Masih ada kekurangan
Akbar Hadi, juru bicara Ditjen PAS Kemenkumham yang dikonfirmasi BeritaBenar, Rabu, 16 Maret 2016, mengakui masih ada kekurangan dalam pengelolaan penjara seperti komitmen petugas Lapas dalam menjaga tahanan masih rendah dan terjadi kesalahan prosedur saat bertugas.
“Dalam menjaga napi korupsi, misalnya, kadang petugas tak berdaya dengan iming-iming yang ditawarkan. Misalnya kasus Gayus (Tambunan), yang bisa meninggalkan penjara, kan gara-gara itu,” kata Akbar.
Pihaknya terus membenani dan memperbaiki pengelolaan Lapas agar petugas tetap konsisten dalam bertugas.
“Kami juga harus menunjukkan ketegasan dengan memberi sanksi kepada petugas yang terlibat,” katanya.
Dia juga menyebutkan bahwa prasarana masih kurang sehingga banyak penjara yang melebihi kapasitas.
Terkait pemisahan dari kementerian, Akbar menyebutkan bahwa rencana itu pernah dibicarakan sebelumnya.
“Saya belum bisa katakan apa itu solusi lebih baik. Nanti akan dibahas dengan pihak terkait, jelasnya.
Hanya delapan sesuai kapasitas
Merujuk data lansiran Ditjen PAS Kemenkum HAM pada Maret 2016, dari 33 kantor wilayah (Kanwil) pemasyarakatan di seluruh Indonesia, hanya delapan kantor wilayah dengan Lapas yang tidak lebih kapasitasnya.
Kedelapan itu terletak di Yogyakarta, Gorontalo, Maluku, Maluku Utara, Papua, Papua Barat, Sulawesi Barat, dan Sulawesi Tenggara.

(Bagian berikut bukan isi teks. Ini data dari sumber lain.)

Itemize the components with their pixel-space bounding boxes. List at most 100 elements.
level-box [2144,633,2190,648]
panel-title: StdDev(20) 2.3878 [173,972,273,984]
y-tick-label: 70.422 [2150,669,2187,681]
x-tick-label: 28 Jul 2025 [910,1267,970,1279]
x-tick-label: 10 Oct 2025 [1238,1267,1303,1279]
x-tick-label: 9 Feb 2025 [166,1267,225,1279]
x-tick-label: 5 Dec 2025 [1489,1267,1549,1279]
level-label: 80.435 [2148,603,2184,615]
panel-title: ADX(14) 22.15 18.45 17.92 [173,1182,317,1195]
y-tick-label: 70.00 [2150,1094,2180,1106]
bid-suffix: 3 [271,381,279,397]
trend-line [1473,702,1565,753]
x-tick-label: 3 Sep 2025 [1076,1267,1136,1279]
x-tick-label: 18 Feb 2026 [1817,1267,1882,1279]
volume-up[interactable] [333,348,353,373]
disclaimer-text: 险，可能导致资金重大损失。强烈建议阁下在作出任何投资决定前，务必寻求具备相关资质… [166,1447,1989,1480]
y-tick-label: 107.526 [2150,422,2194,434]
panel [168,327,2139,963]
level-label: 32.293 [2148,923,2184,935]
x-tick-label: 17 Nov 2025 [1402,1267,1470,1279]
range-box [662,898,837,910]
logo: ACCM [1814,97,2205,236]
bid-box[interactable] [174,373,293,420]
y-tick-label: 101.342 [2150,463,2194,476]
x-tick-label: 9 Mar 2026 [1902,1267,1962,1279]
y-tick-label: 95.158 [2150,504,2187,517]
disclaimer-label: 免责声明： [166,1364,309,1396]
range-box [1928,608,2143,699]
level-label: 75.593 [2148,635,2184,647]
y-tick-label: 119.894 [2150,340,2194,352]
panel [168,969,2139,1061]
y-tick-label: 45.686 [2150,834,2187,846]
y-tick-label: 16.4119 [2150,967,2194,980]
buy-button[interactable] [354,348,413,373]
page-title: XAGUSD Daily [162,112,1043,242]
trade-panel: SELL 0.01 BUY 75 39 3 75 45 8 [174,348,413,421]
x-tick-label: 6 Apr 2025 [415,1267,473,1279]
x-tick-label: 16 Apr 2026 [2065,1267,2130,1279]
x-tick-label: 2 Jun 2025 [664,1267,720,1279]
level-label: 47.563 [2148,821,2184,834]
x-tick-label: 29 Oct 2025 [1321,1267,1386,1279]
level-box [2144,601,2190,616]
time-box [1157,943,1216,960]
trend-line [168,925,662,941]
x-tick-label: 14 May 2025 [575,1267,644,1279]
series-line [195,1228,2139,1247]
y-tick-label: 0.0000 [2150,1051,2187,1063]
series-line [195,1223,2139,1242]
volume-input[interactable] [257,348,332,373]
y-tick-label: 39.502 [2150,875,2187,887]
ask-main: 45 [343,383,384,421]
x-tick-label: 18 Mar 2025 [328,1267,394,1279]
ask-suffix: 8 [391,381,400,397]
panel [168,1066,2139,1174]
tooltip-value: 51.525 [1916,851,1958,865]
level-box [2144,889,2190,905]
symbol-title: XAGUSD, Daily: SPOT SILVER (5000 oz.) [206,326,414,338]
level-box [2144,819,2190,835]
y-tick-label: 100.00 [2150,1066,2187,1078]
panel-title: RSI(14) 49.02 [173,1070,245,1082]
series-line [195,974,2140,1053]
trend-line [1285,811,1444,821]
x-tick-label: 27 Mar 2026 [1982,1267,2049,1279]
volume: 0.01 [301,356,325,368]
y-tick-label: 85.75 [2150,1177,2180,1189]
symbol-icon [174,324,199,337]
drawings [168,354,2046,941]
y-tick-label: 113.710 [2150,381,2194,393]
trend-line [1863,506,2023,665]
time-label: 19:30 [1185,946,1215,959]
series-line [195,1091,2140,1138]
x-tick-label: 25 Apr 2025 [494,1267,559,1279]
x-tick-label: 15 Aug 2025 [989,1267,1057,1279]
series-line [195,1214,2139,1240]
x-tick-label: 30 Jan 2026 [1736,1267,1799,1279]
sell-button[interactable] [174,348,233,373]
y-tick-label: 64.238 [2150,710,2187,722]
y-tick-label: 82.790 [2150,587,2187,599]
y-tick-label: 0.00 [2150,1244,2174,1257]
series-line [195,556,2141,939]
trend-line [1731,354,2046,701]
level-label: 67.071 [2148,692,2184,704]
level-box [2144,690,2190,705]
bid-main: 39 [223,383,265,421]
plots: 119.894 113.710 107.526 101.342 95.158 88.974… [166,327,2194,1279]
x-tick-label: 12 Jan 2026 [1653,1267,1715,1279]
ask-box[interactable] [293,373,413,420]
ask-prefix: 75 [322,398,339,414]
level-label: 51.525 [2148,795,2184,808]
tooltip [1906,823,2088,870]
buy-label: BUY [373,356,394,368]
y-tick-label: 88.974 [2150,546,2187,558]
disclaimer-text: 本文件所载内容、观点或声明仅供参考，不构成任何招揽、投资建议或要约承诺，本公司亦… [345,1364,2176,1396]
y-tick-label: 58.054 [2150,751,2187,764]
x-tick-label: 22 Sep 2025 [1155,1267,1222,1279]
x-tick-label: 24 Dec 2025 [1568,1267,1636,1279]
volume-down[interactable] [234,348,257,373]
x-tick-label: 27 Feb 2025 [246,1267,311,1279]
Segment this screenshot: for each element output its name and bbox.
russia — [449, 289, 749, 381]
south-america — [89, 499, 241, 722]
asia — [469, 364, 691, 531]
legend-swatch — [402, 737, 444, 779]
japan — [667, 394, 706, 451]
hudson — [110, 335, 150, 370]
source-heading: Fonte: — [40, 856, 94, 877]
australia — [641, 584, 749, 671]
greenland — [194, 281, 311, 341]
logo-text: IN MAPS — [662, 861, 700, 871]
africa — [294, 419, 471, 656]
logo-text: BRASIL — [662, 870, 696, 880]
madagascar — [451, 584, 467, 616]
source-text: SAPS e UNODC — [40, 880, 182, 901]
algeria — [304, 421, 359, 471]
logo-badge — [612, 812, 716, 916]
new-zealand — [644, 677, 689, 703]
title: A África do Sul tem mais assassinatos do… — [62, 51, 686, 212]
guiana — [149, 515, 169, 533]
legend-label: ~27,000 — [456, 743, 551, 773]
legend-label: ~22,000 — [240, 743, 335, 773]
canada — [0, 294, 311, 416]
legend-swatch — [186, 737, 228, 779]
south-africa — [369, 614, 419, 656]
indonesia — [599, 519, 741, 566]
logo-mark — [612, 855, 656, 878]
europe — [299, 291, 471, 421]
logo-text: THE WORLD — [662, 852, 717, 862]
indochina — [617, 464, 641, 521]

Sisanya 25 kantor wilayah lain, penghuni melebihi kapasitas Lapas. Yang paling parah adalah Kanwil Kalimantan Selatan yang kelebihan kapasitas mencapai 194 persen, disusul Riau yang kelebihan hingga 186 persen, dan Jakarta yang kelebihan 175 persen.
Secara total, jumlah Lapas yang ada di Indonesia adalah sebanyak 477 unit, dengan total tahanan dan narapidana mencapai 181.740 orang.